カタラーゼ陽性(カタラーゼ酵素を有すること)と、ブドウ糖を嫌気的に発酵する性質から、他の代表的なグラム陽性球菌と鑑別される。
血漿を凝固させる働きを持つタンパク質であるコアグラーゼを産生するかどうかが、ヒトに対する病原性と密接に関連している。
36菌種19亜種あるが、「表皮ブドウ球菌」「黄色ブドウ球菌」「腐性ブドウ球菌」の3菌種に分類。
ヒトから分離される15種のブドウ球菌のうちでは、最も病原性が高い黄色ブドウ球菌だけがコアグラーゼ陽性でコアグラーゼ陰性ブドウ球菌(Coagulase -negative staphylococci, CNS)は黄色ブドウ球菌以外の種を指す。主に「表皮ブドウ球菌」。
増殖の際に体外タンパク質毒素として分子量19000から29000前後の単純タンパク質(エンテロトキシン)を数10種類の産生する。

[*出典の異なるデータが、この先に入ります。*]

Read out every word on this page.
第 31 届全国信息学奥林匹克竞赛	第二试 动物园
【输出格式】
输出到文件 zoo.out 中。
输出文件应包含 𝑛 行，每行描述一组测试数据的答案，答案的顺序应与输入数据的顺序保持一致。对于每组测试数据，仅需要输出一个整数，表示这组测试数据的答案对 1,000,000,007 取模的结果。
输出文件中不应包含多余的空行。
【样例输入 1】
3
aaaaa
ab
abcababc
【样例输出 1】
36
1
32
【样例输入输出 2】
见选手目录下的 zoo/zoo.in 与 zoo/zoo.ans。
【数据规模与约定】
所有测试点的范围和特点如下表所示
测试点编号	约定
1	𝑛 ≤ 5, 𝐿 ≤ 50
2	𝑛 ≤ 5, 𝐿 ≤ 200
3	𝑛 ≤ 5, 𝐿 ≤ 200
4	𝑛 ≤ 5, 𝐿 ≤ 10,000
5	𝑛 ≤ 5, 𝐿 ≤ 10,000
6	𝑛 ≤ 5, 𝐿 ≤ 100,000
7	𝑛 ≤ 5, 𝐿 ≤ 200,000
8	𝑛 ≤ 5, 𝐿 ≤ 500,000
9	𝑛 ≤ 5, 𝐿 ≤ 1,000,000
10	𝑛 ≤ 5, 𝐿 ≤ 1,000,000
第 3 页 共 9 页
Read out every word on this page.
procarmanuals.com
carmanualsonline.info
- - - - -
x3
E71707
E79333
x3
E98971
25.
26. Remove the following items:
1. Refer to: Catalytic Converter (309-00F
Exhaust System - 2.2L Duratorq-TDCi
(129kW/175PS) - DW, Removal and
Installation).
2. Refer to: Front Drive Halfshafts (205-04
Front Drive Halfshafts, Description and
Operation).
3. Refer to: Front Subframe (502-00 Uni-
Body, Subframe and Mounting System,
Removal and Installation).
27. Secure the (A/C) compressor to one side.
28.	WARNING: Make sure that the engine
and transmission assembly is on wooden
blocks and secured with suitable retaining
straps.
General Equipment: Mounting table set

エンテロトキシンは、熱、消化酵素(トリプシン)により破壊されない。つまり、調理の熱で菌を失活(死滅)させてもエンテロトキシンは残るだけで無く、消化器官中で分解されないため毒素型食中毒の重要な原因となっている。体内で増殖した場合、敗血症、毒素性ショック症候群(TSS)、軟部組織感染症、肺炎、心内膜炎、川崎病、慢性副鼻腔炎、アトピー性皮膚炎、自己免疫疾患など重要な疾病との関連性が指摘されている。